First time realizing that I really do have close friends:

I have always felt that I kept my family and friends at arms length. Never really felt like I had any friends that I would consider close. I have just recently found that not only do I have close friends but I actually have more than one. I read a study not long ago that compared Friendship to Food. We need it to survive. I have never felt that way until my trip to county. I have never had to ask my friends or family to be there for me like I have asked them to in the last few months. I am finding that if I would have let them in a long time ago it probably would have been beneficial to my life.

First time in a long time of running a long distance:

I had the great opportunity to run with an experienced runner last week. It really is odd how the miles just fly by when you have a really good conversation going. We ran 3 miles in what seemed like 5 minutes. I was in better shape than I had originally thought. I now find myself yearning to run again and again.

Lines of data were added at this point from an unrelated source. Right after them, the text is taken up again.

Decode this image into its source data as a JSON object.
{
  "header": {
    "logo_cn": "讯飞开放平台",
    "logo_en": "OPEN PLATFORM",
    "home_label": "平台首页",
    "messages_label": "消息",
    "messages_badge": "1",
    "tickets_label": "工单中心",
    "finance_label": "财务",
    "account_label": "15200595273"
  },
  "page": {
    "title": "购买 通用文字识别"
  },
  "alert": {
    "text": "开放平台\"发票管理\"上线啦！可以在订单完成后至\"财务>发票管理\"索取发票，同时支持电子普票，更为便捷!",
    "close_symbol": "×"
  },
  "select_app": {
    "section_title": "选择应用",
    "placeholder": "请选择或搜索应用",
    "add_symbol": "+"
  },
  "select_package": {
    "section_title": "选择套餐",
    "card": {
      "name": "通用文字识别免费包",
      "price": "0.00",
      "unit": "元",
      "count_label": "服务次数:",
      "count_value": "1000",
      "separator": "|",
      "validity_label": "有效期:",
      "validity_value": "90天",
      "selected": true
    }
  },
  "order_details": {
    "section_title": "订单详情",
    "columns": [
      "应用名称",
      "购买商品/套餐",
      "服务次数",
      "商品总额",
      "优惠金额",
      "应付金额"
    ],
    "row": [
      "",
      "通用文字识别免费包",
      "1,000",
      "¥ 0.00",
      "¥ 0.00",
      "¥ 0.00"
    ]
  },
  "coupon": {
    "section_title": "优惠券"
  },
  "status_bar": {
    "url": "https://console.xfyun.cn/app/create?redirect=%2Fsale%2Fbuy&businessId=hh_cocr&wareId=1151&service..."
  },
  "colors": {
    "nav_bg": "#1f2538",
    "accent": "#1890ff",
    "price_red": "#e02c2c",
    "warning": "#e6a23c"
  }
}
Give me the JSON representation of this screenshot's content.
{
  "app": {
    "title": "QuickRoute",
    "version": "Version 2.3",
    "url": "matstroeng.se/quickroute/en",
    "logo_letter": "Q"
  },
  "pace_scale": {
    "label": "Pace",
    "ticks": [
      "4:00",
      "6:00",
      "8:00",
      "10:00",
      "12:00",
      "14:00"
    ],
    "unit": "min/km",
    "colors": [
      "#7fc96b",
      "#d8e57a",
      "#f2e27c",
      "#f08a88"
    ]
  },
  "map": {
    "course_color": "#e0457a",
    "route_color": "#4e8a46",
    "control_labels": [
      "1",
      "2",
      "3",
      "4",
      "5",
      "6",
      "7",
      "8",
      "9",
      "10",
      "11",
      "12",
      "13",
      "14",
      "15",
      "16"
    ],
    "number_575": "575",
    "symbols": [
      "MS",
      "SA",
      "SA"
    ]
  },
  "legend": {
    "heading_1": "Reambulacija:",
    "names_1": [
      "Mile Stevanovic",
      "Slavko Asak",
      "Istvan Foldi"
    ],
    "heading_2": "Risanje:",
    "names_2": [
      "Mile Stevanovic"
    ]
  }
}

I have hard time figuring out if its the running or the company that makes me want to go back again and again but either way, I am always ready to go.

First time in a long time feeling like a person:

I think I am going to start this one off with a quote:

"If you surround yourself with the good and righteous, they can only raise you up. If you surround yourself with the others, they will drag you down into the doldrums of mediocrity, and they will keep you there, but only as long as you permit it."

That being said, It has been a long long time since I have felt as if I was contributing to society and not just being a member of society. A lot of times I would feel like a follower in life and not a leader. I have always been the type to be first in line to do something new, first in line to do something retarded, first to do something seen as a breakthru. In the last 5 years these things have pretty much became things of the past but with a renewed sense of self worth, I would be surprised if I don't do something really awesome in the next month or so.